Si l’on peut se féliciter que l’ouest de l’Europe en bénéficie largement – en premier lieu la France : sur 249 projets, 17 ont été retenus en France, pour près de 7 milliards d’euros d’investissements –, tel n’est pas le cas pour l’Europe de l’Est ni pour Chypre ou Malte.
Le plan Juncker doit donc davantage s’imposer à l’Est, quand bien même les investisseurs privés y sont moins présents. Il est du devoir de l’Union de fournir une aide renforcée aux pays ayant moins de capacités techniques pour monter des projets, afin d’éviter que le Fonds européen d’investissement stratégique ne profite de façon disproportionnée à certains pays ou à certaines régions.
Même s’il est évident que les institutions ont comme priorité la croissance, nous devons nous interroger pour savoir si ce plan peut ou doit être prorogé. J’aimerais avoir la position du Gouvernement sur ce sujet.
Monsieur le sénateur, effectivement, l’un des objectifs du plan Juncker est de contribuer à combler le retard d’investissement pris au sein de l’Union européenne depuis la crise de 2008. Aujourd’hui, nous restons encore en deçà du niveau de cette époque.
Évidemment, la reprise va aider les entreprises, qui ont plus confiance en l’avenir et qui ont reconstitué des marges.

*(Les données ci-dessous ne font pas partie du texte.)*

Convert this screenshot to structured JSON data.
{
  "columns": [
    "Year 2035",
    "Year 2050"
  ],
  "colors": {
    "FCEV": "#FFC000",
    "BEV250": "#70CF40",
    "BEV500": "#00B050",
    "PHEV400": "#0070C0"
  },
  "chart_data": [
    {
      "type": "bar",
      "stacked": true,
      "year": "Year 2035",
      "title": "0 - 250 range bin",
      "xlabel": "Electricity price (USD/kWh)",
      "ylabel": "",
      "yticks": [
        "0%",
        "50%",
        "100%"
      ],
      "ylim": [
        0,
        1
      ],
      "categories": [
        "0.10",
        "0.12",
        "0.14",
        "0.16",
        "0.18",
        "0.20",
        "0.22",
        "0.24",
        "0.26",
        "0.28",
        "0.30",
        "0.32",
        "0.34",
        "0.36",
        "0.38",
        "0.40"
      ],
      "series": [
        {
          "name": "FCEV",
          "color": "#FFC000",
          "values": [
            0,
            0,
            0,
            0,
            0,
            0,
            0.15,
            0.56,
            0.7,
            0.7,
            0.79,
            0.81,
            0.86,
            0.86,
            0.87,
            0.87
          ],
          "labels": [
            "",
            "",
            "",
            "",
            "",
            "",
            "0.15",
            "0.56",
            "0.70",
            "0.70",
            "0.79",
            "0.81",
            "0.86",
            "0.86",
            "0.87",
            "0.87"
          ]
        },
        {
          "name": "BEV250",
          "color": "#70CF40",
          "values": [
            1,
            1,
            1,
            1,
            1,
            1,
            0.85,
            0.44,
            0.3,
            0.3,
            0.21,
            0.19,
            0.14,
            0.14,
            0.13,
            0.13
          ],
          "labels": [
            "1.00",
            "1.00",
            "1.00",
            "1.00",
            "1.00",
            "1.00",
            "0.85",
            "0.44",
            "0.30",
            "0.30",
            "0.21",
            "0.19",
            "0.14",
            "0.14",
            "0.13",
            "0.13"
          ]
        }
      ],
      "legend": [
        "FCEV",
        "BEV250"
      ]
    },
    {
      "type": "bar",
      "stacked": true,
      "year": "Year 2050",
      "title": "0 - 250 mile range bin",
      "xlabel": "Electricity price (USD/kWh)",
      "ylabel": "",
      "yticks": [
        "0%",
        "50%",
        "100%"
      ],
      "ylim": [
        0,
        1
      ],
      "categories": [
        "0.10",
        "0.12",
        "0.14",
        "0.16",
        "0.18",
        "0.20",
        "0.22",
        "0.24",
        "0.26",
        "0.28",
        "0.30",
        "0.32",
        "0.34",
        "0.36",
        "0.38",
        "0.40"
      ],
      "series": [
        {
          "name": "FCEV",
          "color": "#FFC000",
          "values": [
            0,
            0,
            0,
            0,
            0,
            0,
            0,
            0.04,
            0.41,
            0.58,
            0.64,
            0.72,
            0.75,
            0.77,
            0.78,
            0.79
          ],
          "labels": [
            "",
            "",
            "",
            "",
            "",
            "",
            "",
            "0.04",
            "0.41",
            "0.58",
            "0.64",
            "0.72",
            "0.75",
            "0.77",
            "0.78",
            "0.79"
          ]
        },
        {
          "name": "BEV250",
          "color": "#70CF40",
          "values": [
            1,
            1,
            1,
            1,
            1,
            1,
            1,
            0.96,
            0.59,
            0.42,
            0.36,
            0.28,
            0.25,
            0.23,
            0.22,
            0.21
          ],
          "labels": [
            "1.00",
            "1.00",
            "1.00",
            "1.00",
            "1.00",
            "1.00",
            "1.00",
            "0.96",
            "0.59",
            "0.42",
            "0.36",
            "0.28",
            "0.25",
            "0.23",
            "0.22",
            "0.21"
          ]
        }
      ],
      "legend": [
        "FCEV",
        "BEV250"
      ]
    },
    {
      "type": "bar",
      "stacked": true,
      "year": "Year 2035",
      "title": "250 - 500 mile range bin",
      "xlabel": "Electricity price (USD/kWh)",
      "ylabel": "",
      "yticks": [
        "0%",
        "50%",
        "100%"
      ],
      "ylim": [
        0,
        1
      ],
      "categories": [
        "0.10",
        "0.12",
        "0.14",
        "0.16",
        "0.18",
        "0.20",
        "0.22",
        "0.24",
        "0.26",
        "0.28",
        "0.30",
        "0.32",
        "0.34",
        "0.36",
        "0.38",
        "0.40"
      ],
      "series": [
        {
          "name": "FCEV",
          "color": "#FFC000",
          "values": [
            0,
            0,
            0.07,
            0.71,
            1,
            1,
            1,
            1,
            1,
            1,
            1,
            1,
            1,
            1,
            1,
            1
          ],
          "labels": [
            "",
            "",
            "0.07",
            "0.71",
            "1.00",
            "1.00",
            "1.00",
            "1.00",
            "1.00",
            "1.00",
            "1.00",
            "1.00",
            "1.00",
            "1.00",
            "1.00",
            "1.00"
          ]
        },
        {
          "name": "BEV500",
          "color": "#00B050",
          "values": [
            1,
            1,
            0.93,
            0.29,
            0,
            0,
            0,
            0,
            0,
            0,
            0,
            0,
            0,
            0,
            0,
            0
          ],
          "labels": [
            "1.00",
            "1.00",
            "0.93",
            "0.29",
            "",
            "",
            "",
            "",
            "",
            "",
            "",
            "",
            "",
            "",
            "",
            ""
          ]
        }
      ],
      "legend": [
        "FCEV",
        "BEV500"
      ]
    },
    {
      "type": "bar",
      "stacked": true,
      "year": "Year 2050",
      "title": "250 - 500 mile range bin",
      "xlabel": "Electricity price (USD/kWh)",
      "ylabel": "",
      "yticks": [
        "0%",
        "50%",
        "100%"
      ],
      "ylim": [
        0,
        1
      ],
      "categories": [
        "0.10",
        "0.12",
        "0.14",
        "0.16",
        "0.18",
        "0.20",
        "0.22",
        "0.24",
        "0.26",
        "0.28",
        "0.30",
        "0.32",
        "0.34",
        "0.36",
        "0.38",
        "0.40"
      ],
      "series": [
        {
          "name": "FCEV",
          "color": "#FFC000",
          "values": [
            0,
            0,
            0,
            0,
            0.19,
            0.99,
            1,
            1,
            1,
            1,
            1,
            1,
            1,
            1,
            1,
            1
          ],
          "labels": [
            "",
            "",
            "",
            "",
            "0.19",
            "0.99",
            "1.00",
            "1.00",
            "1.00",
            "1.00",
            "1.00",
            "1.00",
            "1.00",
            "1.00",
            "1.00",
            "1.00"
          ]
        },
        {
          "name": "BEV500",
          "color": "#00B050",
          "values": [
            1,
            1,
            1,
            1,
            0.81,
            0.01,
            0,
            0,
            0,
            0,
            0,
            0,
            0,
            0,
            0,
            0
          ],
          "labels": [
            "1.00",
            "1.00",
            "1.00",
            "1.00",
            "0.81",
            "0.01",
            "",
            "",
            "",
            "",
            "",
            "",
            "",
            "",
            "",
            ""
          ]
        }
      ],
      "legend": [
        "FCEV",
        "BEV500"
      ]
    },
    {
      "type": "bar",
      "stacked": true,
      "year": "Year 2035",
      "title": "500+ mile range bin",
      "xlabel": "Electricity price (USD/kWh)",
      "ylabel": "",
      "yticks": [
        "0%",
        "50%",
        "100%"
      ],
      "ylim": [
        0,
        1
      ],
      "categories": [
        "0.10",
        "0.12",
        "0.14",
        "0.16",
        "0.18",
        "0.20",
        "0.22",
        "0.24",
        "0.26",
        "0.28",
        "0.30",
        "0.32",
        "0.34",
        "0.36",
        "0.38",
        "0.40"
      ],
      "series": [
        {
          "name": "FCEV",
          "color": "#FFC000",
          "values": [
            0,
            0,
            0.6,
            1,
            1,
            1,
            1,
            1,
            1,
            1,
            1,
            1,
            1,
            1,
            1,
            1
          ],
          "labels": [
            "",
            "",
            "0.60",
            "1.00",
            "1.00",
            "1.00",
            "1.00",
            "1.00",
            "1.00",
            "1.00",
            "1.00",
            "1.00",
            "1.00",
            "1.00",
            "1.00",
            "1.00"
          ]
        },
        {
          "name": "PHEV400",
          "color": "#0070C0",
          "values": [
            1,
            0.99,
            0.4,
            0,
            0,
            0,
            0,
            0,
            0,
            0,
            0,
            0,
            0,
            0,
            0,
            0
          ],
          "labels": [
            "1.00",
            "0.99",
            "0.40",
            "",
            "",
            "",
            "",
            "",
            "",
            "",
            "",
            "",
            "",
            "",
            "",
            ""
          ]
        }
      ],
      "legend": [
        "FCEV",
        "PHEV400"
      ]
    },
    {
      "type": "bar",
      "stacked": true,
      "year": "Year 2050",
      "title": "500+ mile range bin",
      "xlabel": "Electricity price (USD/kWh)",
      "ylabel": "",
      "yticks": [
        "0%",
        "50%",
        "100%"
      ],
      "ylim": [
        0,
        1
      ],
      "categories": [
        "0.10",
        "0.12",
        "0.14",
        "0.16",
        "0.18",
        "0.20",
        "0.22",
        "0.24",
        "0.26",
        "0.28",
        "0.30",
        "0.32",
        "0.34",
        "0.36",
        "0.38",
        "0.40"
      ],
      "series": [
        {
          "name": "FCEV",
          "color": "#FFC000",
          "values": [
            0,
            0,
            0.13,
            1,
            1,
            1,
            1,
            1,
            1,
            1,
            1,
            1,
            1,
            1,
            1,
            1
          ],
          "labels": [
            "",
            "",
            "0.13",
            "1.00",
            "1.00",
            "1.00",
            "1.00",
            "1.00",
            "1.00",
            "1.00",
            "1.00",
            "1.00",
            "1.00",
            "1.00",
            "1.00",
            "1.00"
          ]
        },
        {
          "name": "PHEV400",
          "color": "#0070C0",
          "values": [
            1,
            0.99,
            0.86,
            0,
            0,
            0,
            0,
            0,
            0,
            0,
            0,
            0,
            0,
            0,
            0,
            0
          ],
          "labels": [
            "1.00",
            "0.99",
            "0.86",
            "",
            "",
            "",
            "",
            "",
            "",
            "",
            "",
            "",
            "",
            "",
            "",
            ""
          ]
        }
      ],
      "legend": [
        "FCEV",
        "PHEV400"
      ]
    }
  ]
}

C’est le cas en France en particulier, et ce constat n’est pas sans lien avec les réformes qui ont été menées : le crédit d’impôt compétitivité emploi, le pacte de compétitivité, le plan de soutien aux PME.
Les entreprises vont investir davantage, mais il faut aussi essayer d’encourager les investissements au niveau européen, en particulier dans les domaines qui vont accroître le potentiel de croissance future de l’Union européenne : la transition énergétique, le numérique, l’innovation. Cela peut concerner des investissements publics comme des investissements privés, même si l’essentiel du plan Juncker est orienté vers le privé.
Cependant, dans certains cas, il peut s’agir de soutenir l’investissement dans de grandes infrastructures avec des financements mixtes, comme pour l’équipement d’une région avec le très haut débit. Le plan Juncker soutient un projet de cette nature pour la région Alsace et un autre pour la région Nord-Pas-de-Calais-Picardie.
Nous espérons également voir un autre de nos projets soutenu : la liaison Charles-de-Gaulle Express. Un tel investissement public, bien dessiné, est aussi de nature à contribuer à la croissance.
Il y a néanmoins beaucoup de soutien à des entreprises et à des projets privés.
Si la France bénéficie tout particulièrement du plan Juncker, c’est parce que nous nous sommes très bien organisés pour cela, avec, en particulier, le Commissariat général à l’investissement, qui a l’expertise sur les prêts d’amorçage investissement, mais aussi la Caisse des dépôts et consignations et Bpifrance.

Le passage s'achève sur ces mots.